And code as follows:

[source, clojure]
-----
(ns com.domain.app-ns
(:require
[com.fulcrologic.guardrails.core :refer [>defn >def | ? =>]]))

;; >def (and >fdef) can be used to remove specs from production builds. Use them to define
;; specs that you only need in development. See the docstring of
;; `com.fulcrologic.guardrails.noop` for details.
(>def ::thing (s/or :i int? :s string?))

;; When guardrails is disabled this will just be a normal `defn`, and no fspec overhead will
;; appear in cljs builds. When enabled it will check the inputs/outputs and *always* log
;; an error using `expound`, and then *optionally* throw an exception,
(>defn f
[i]
[::thing => int?]
(if (string? i)
0
(inc i)))
-----

When the function is misused you'll get an error:

[source, bash]
-----
user=> (f 3.2)
ERROR /Users/user/project/src/com/domain/app_ns.clj:12 f's argument list
-- Spec failed --------------------

[3.2]
^^^

should satisfy

int?

or

string?

-- Relevant specs -------

:user/thing:
(clojure.spec.alpha/or :i clojure.core/int? :s clojure.core/string?)
-----

You can control if spec failures are advisory or fatal by editing `guardrails.edn` and setting the `:throw?` option. See
<> for more details.

Make sure to set your editor or IDE to resolve Guardrails' `>defn` and `>fdef` as Clojure's `defn`, and `>defn-` as `defn-` respectively – this way you get proper highlighting, formatting, error handling, structural navigation, symbol resolution, and refactoring support. A linting configuration for clj-kondo is included and should work out of the box.

=== Output Options

The configuration can be changed to help the signal to noise ratio on failures. If you have heavily instrumented your code with Guardrails, then turning on these two config options will likely give you a clearer picture on failures:

* `:guardrails/compact? true` - Remove blank/excess lines from the failure output.
* `:guardrails/stack-trace :none` - Change what is shown for the stack trace. :none elides it, :prune causes a more pruned stack trace on a single line, and :full is the default of showing the whole thing.
* `:guardrails/trace? true` - Shows the GR function call stack on failures (with argument values)

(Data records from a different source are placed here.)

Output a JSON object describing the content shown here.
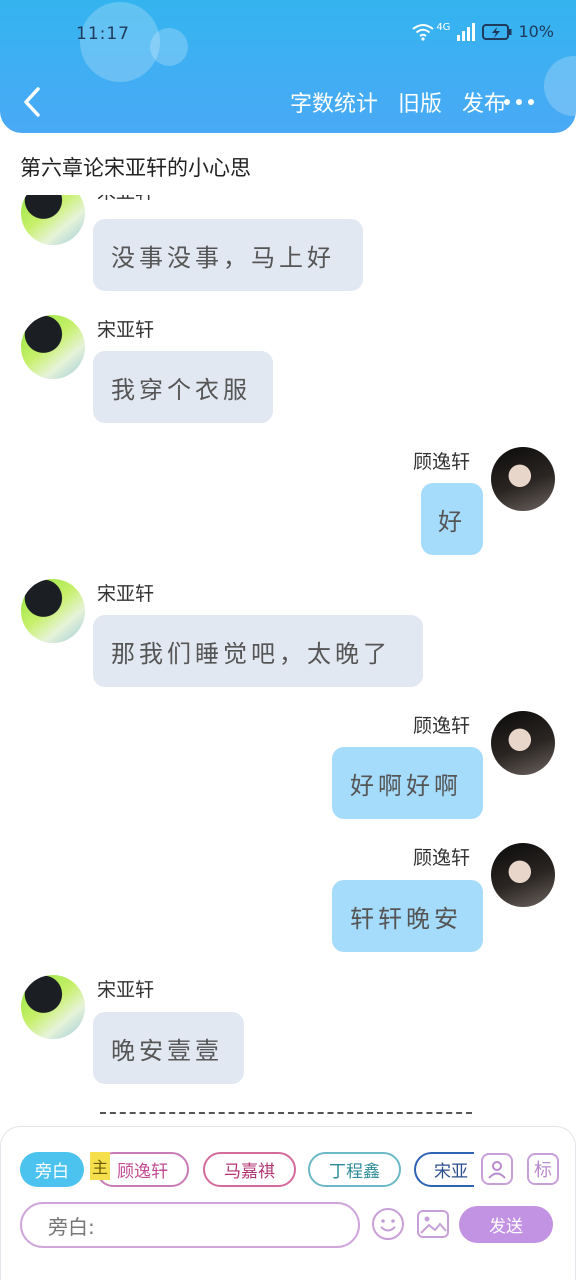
{
  "status_bar": {
    "time": "11:17",
    "network": "4G",
    "battery": "10%"
  },
  "header": {
    "actions": [
      "字数统计",
      "旧版",
      "发布"
    ],
    "bg_color": "#4aa9f6"
  },
  "chapter_title": "第六章论宋亚轩的小心思",
  "messages": [
    {
      "side": "left",
      "sender": "宋亚轩",
      "text": "没事没事，马上好"
    },
    {
      "side": "left",
      "sender": "宋亚轩",
      "text": "我穿个衣服"
    },
    {
      "side": "right",
      "sender": "顾逸轩",
      "text": "好"
    },
    {
      "side": "left",
      "sender": "宋亚轩",
      "text": "那我们睡觉吧，太晚了"
    },
    {
      "side": "right",
      "sender": "顾逸轩",
      "text": "好啊好啊"
    },
    {
      "side": "right",
      "sender": "顾逸轩",
      "text": "轩轩晚安"
    },
    {
      "side": "left",
      "sender": "宋亚轩",
      "text": "晚安壹壹"
    }
  ],
  "roles": {
    "narrator": "旁白",
    "main_tag": "主",
    "items": [
      "顾逸轩",
      "马嘉祺",
      "丁程鑫",
      "宋亚"
    ]
  },
  "tools": {
    "tag_label": "标"
  },
  "input": {
    "placeholder": "旁白:"
  },
  "send_label": "发送",
  "colors": {
    "left_bubble": "#e2e8f1",
    "right_bubble": "#a6dcfb",
    "send": "#c292e3",
    "accent": "#4cc3ef"
  }
}
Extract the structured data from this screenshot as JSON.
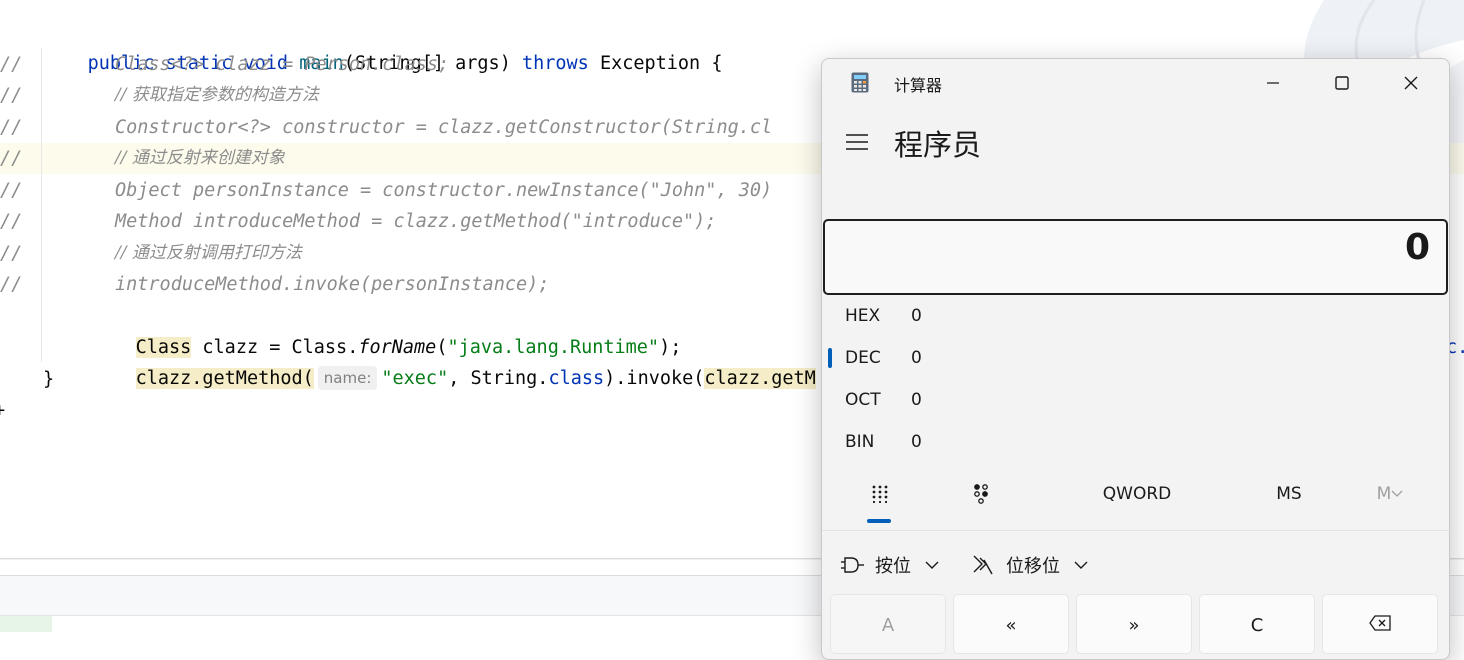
{
  "editor": {
    "lines": {
      "l1": {
        "kw_public": "public",
        "kw_static": "static",
        "kw_void": "void",
        "fn_main": "main",
        "sig": "(String[] args)",
        "kw_throws": "throws",
        "rest": "Exception {"
      },
      "l2": {
        "gutter": "//",
        "code": "Class<?> clazz = Person.class;"
      },
      "l3": {
        "gutter": "//",
        "code": "// 获取指定参数的构造方法"
      },
      "l4": {
        "gutter": "//",
        "code": "Constructor<?> constructor = clazz.getConstructor(String.cl"
      },
      "l5": {
        "gutter": "//",
        "code": "// 通过反射来创建对象"
      },
      "l6": {
        "gutter": "//",
        "code": "Object personInstance = constructor.newInstance(\"John\", 30)"
      },
      "l7": {
        "gutter": "//",
        "code": "Method introduceMethod = clazz.getMethod(\"introduce\");"
      },
      "l8": {
        "gutter": "//",
        "code": "// 通过反射调用打印方法"
      },
      "l9": {
        "gutter": "//",
        "code": "introduceMethod.invoke(personInstance);"
      },
      "l10": {
        "class_kw": "Class",
        "a": " clazz = Class.",
        "forname": "forName",
        "b": "(",
        "str": "\"java.lang.Runtime\"",
        "c": ");"
      },
      "l11": {
        "usage1": "clazz.getMethod(",
        "hint": "name:",
        "str": "\"exec\"",
        "a": ", String.",
        "kw_class": "class",
        "b": ").invoke(",
        "usage2": "clazz.getM",
        "tail": "c."
      },
      "l12": {
        "code": "}"
      },
      "l13": {
        "code": "+"
      }
    }
  },
  "calculator": {
    "window_title": "计算器",
    "mode": "程序员",
    "display_value": "0",
    "radix": [
      {
        "label": "HEX",
        "value": "0"
      },
      {
        "label": "DEC",
        "value": "0",
        "active": true
      },
      {
        "label": "OCT",
        "value": "0"
      },
      {
        "label": "BIN",
        "value": "0"
      }
    ],
    "toolbar": {
      "word_size": "QWORD",
      "memory_store": "MS",
      "memory_menu": "M"
    },
    "dropdowns": {
      "bitwise": "按位",
      "bitshift": "位移位"
    },
    "keys": {
      "a": "A",
      "lshift": "«",
      "rshift": "»",
      "clear": "C"
    }
  },
  "colors": {
    "accent": "#005fb8",
    "keyword": "#0033b3",
    "string": "#067d17",
    "comment": "#8c8c8c",
    "function": "#00627a"
  }
}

Try the above settings as shown. You can always see the full stack by calling `last-failure` (which is printed with any failures for convenience). The result is way less noisy, and often sufficient to find the problem. When it's not, the full stack trace is just a copy/paste away.

== Clojurescript Considerations

I use `shadow-cljs` as the build tool for all of my projects, and highly recommend it. Version 0.0.11 of Guardrails
checks the compiler optimizations and refuses to output guardrails checks except in development mode (no optimizations). This
prevents you from accidentally releasing a CLJS project with big runtime performance penalties due to spec checking
at every function call.

The recommended approach for using guardrails in your project is to make a separate `:dev` and `:release` section of your
shadow-cljs config, like so:

[source, clojure]
------
{:builds {:main {:target :browser
...
:dev {:compiler-options
{:closure-defines {'goog.DEBUG true}
:external-config {:guardrails {}}}}
:release {}}}
...}
------

Doing so will prevent you from accidentally generating a release build with guardrails enabled in case you had
a shadow-cljs server running in dev mode (which would cache that guardrails was enabled) and built a release
target:

[source, bash]
-----
# in one terminal:
$ shadow-cljs server
# later, in a different terminal
$ shadow-cljs release main
-----

In this scenario Guardrails will detect that you have accidentally enabled it on a production build and will
throw an exception. The only way to get guardrails to build into a CLJS release build is to explicitly set
the JVM property "guardrails.enabled" to "production" (NOTE: any truthy value will enable it in CLJ).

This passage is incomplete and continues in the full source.